President Donald Trump has signed an executive order extending a 90-day ceasefire in the U.S.-China trade war, delaying a sharp hike in tariffs on Chinese goods, the White House announced on Monday.
The order will maintain current tariffs at 30%, a rate set in mid-May when both countries agreed to temporarily ease their tit-for-tat levies that had previously soared above 100%. Without the extension, tariffs on certain Chinese imports could have jumped to at least 80% starting Tuesday, according to U.S. Trade Representative Jamieson Greer.
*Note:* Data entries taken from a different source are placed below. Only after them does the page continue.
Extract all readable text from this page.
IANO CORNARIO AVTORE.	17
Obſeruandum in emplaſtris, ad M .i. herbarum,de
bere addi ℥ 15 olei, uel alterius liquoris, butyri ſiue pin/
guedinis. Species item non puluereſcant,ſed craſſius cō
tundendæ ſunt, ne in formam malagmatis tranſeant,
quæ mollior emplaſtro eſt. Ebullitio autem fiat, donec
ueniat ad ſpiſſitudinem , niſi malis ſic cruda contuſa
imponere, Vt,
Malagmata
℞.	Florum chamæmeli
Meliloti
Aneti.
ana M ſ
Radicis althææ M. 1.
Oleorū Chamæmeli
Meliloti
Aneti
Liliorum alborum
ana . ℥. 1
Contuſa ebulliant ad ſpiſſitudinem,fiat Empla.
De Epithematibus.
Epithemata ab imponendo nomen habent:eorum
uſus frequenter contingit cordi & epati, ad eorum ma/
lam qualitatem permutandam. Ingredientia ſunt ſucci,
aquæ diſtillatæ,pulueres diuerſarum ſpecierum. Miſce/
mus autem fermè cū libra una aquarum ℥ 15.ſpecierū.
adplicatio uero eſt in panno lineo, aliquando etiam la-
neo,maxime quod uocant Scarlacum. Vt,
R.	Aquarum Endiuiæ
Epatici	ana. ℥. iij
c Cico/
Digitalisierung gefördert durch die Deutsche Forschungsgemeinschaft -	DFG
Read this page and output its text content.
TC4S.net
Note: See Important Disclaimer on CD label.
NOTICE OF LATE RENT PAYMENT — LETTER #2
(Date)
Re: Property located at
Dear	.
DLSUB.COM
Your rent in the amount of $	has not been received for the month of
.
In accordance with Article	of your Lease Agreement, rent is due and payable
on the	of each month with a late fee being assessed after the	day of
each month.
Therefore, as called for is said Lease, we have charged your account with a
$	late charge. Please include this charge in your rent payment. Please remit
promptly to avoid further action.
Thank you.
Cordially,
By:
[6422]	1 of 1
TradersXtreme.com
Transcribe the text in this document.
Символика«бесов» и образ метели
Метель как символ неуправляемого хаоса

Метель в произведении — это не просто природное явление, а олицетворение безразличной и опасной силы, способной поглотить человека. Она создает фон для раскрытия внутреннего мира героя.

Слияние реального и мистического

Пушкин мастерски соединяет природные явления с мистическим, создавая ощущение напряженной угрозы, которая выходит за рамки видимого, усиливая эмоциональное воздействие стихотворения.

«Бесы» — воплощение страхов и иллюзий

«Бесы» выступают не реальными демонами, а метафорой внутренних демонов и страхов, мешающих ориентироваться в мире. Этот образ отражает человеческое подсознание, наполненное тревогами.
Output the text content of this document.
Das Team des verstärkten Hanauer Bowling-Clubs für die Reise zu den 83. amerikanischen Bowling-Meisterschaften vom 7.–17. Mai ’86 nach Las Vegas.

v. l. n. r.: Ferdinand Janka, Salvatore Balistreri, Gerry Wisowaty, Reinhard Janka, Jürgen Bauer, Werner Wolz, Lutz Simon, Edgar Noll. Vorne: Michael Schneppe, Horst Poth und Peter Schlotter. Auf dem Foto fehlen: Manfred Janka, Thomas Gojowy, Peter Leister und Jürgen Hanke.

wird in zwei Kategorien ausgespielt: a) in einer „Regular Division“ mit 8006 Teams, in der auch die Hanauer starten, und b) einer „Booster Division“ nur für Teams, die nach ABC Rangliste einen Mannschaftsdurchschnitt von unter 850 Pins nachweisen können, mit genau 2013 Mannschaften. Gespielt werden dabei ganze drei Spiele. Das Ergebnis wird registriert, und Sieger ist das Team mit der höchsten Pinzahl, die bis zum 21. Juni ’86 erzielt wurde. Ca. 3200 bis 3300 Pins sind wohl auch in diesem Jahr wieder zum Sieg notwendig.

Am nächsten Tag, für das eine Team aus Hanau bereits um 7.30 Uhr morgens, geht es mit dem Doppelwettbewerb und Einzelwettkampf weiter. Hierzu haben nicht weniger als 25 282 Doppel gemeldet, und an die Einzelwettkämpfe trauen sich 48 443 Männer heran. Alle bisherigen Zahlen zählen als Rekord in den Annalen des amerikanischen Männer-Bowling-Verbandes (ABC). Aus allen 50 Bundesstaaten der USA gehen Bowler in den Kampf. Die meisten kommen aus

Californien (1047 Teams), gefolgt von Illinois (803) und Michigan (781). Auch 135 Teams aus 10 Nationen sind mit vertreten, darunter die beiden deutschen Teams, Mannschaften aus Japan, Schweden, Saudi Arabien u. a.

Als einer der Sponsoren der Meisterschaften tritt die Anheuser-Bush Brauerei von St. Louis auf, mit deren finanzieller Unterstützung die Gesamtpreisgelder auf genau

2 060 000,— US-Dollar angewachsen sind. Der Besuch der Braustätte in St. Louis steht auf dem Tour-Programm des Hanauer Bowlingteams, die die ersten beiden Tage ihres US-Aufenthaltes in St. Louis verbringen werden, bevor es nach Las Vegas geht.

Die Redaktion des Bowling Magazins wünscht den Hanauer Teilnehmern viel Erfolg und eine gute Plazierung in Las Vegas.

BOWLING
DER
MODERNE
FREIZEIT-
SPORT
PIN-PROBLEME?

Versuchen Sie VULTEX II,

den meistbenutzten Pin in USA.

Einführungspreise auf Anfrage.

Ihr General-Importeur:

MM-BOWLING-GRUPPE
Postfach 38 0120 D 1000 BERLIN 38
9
Under the new order, the United States will continue to impose a 10% “reciprocal” tariff on Chinese goods until at least November 10, in addition to an existing 20% penalty tariff linked to fentanyl trafficking, keeping the total rate at 30%. In response, China’s Commerce Ministry confirmed it will maintain a 10% tariff on U.S. goods.
“The United States and China have engaged in multiple rounds of productive negotiations to address trade reciprocity and national security concerns,” the White House said in a fact sheet outlining the move.
Commerce Secretary Howard Lutnick said last week that both countries were “likely” to approve the 90-day extension as they work toward a broader trade deal. President Trump told reporters Monday that talks were progressing “quite nicely,” following recent negotiations in Stockholm late last month.
Greer, speaking earlier this month on CBS’s Face the Nation, warned that a return to elevated tariffs would not benefit either country.
“We’re working on some technical issues, and we’re talking to the president about it,” Greer said. “I think it’s going in a positive direction.”
Analysts say restoring the higher tariff rates could cause a steep drop in U.S. imports of Chinese goods, disrupting trade flows between the world’s two largest economies. In mid-April, when U.S. tariffs on Chinese imports stood at 145%, the Trump administration was already preparing for possible supply chain disruptions.
In 2024, China ranked as America’s third-largest trading partner after Canada and Mexico (excluding the EU). U.S. government data shows the United States imported $438.9 billion in Chinese goods last year, while China imported $143.5 billion in American goods.
The current dispute began in early April when Trump imposed 34% “reciprocal” tariffs on Chinese goods, part of a broader effort to pressure countries he accused of unfair trade practices. While most nations saw their tariffs suspended shortly afterward, China faced weeks of elevated duties that climbed to 145% on U.S. goods, prompting Beijing to retaliate with 125% tariffs on American exports.
In May, both sides agreed to scale back — the U.S. to 30% and China to 10% — for 90 days while pursuing a long-term agreement. Talks, however, have remained tense, with disputes over rare earth exports, semiconductor restrictions, and U.S. crackdowns on Chinese international students.
Trump has also accused Beijing of breaching the May truce, though a partial resolution was reached in June. Just this past Sunday, the president urged China to quadruple imports of U.S. soybeans as part of ongoing discussions.
The extended tariff freeze gives both countries until early November to finalize a potential long-term deal. While Trump argues tariffs can strengthen U.S. manufacturing and correct trade imbalances, many economists caution that sustained high duties risk higher consumer prices and slower economic growth.
If no agreement is reached before the new deadline, the U.S. could move to reinstate much higher tariffs; a step that could reignite the trade conflict and further unsettle global markets.